Interest rates briefly went back up in 1927 when Winston Churchill issued a new government stock, the 4% Consols, as a partial refinancing of WWI war bonds.

American Ascendancy: The U.S. Treasury Notes

The United States Congress passed an act in 1870 authorizing three separate consol issues with redemption privileges after 10, 15, and 30 years. This was the beginning of what became known as Treasury Bills, the modern benchmark for interest rates.

The Great Inflation of the 1970s

In the 1970s, the global stock market was a mess. Over an 18-month period, the market lost 40% of its value. For close to a decade, few people wanted to invest in public markets. Economic growth was weak, resulting in double-digit unemployment rates.

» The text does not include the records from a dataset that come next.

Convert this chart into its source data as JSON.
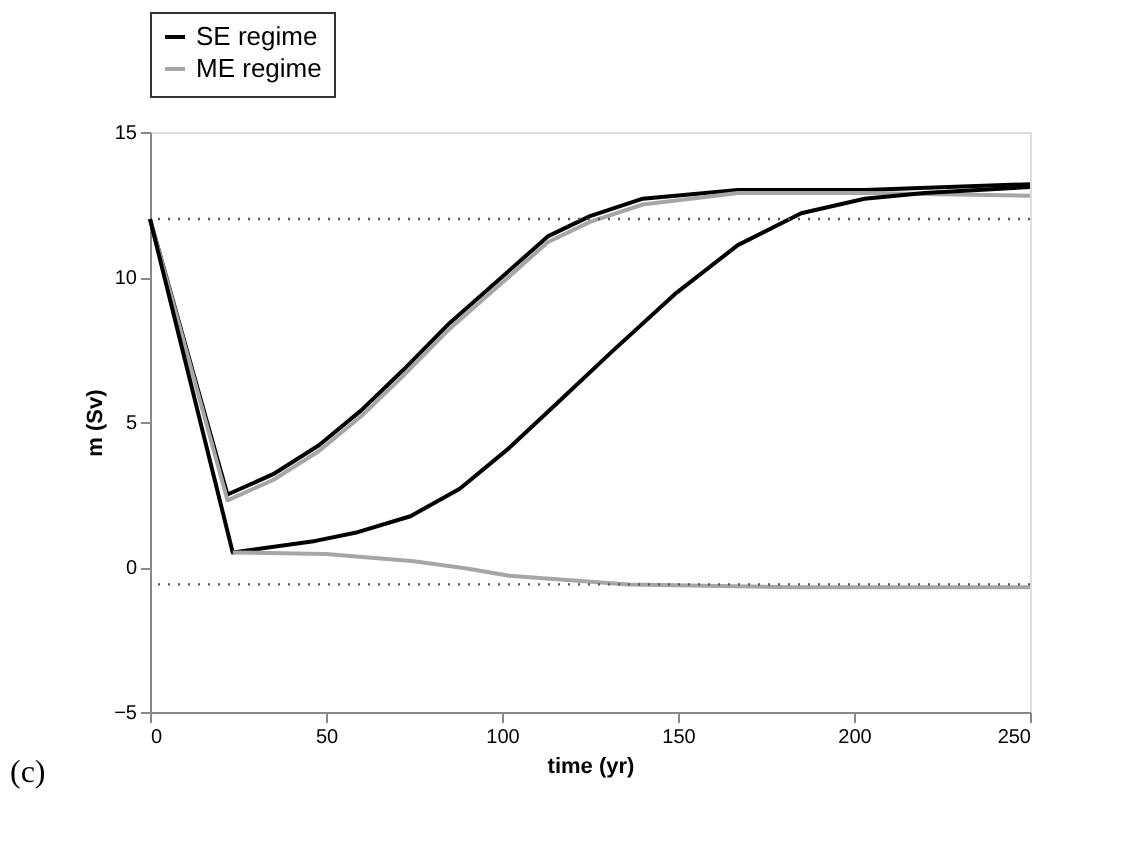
{
  "chart_data": {
    "type": "line",
    "xlabel": "time (yr)",
    "ylabel": "m (Sv)",
    "xlim": [
      0,
      250
    ],
    "ylim": [
      -5,
      15
    ],
    "xticks": [
      0,
      50,
      100,
      150,
      200,
      250
    ],
    "yticks": [
      -5,
      0,
      5,
      10,
      15
    ],
    "grid": false,
    "legend": "top",
    "marker": "none",
    "line_style": "solid",
    "series": [
      {
        "name": "SE regime",
        "color": "#000000",
        "x": [
          0,
          22,
          35,
          48,
          60,
          72,
          85,
          100,
          113,
          125,
          140,
          167,
          203,
          250
        ],
        "values": [
          12,
          2.5,
          3.2,
          4.2,
          5.4,
          6.8,
          8.4,
          10.0,
          11.4,
          12.1,
          12.7,
          13.0,
          13.0,
          13.2
        ]
      },
      {
        "name": "ME regime",
        "color": "#a6a6a6",
        "x": [
          0,
          22,
          35,
          48,
          60,
          72,
          85,
          100,
          113,
          125,
          140,
          167,
          203,
          250
        ],
        "values": [
          12,
          2.3,
          3.0,
          4.0,
          5.2,
          6.6,
          8.2,
          9.8,
          11.2,
          11.9,
          12.5,
          12.9,
          12.9,
          12.8
        ]
      },
      {
        "color": "#000000",
        "x": [
          0,
          23.5,
          47,
          59,
          74,
          88,
          102,
          117,
          131,
          149,
          167,
          185,
          203,
          220,
          250
        ],
        "values": [
          12,
          0.5,
          0.9,
          1.2,
          1.75,
          2.7,
          4.1,
          5.8,
          7.4,
          9.4,
          11.1,
          12.2,
          12.7,
          12.9,
          13.1
        ]
      },
      {
        "color": "#a6a6a6",
        "x": [
          23.5,
          50,
          75,
          90,
          102,
          136,
          183,
          250
        ],
        "values": [
          0.5,
          0.45,
          0.2,
          -0.05,
          -0.3,
          -0.6,
          -0.7,
          -0.7
        ]
      }
    ],
    "ref_lines": [
      {
        "axis": "y",
        "value": 12,
        "line_style": "dotted",
        "color": "#555555"
      },
      {
        "axis": "y",
        "value": -0.6,
        "line_style": "dotted",
        "color": "#555555"
      }
    ],
    "annotations": [
      "(c)"
    ]
  }
}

The low interest policies of the Federal Reserve in the early ‘70s encouraged full employment, but also caused high inflation. Under new leadership, the central bank would later reverse its policies, raising interest rates to 20% in an effort to reset capitalism and encourage investment.

Looking Forward: Cheap Money

Since then, interest rates set by government debt have been rapidly declining, while the global economy has rapidly expanded. Further, financial crises have driven interest rates to just above zero in order to spur spending and investment.

It is clear that the arc of lending bends towards ever-decreasing interest rates, but how low can they go?